I am reading a book (Polynomial Mappings by W. Narkiewicz) on invariance of polynomial maps where I found the following result along with a proof:
Theorem: Let $f\in\mathbb Q[x]$ be a polynomial such that $f(\mathbb Q)=\mathbb Q$. Then $f$ must be linear.

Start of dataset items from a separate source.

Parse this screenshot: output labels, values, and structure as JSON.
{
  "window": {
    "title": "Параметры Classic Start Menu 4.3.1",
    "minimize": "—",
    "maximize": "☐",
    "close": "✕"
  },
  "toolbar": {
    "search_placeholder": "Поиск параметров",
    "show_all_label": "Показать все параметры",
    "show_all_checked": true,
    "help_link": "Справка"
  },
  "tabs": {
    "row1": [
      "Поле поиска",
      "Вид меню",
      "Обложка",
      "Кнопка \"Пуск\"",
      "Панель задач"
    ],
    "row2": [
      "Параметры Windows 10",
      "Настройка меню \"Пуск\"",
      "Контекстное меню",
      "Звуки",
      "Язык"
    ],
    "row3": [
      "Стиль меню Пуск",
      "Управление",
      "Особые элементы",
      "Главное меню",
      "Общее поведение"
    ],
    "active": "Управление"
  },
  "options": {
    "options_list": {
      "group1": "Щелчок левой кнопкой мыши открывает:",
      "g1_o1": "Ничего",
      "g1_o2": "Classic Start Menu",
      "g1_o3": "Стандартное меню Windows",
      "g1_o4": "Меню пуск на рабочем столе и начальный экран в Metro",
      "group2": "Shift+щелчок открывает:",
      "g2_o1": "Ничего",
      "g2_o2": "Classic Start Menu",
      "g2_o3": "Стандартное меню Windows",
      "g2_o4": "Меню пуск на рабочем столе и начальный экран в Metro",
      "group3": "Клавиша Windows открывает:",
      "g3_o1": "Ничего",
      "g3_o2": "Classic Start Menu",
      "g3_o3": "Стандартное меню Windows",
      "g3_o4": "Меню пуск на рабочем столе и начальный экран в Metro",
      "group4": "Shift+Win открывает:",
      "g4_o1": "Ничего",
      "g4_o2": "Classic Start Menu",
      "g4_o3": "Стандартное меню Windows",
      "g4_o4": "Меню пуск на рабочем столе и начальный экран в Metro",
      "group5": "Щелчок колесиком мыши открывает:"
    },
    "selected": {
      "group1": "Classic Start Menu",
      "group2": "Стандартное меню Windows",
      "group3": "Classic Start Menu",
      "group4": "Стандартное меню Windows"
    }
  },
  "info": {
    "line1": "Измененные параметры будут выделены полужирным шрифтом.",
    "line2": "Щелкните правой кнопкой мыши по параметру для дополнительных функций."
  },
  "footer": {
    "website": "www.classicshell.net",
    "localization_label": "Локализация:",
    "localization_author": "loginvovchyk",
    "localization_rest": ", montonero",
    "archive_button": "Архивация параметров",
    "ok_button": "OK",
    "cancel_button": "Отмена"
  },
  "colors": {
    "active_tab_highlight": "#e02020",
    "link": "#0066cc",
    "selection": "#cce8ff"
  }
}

Proof. If such an $f$ exists with degree at least 2, then there must also be such a polynomial over $\mathbb Z$. Let $$f(x)=a_Nx^N+\cdots+a_0$$ be a polynomial over $\mathbb Z$ satisfying the condition that $f(\mathbb Q)=\mathbb Q$ with $a_N\neq 0$ and $N\ge 2$. By possibly replacing $f$ by $-f$ one can assume that $a_N>0$. Then for some $a$ large enough, $f$ is increasing on $[a,\infty)$. Let $x_n=p_n/q_n$, $(p_n,q_n)=1$, be positive rational numbers such that $f(x_n)=n$ for $n\in\mathbb N$. For sufficiently large $n$ one has $x_{n+1}-x_n\ge 1/a_N$, so that $1=f(x_{n+1})-f(x_n)$ tends to infinity, an impossibility.
I have the following queries.
Q1) Why can we always choose positive $x_n$'s such that $f(x_n)=n$?
Q2) Why is it true that for sufficiently large $n$ $x_{n+1}$ is bigger than $x_n$? I know how to show that this would lead to $x_{n+1}-x_n\ge 1/a_N$.
Q3) Also, I fail to understand where exactly was the condition of non-linearity being used here?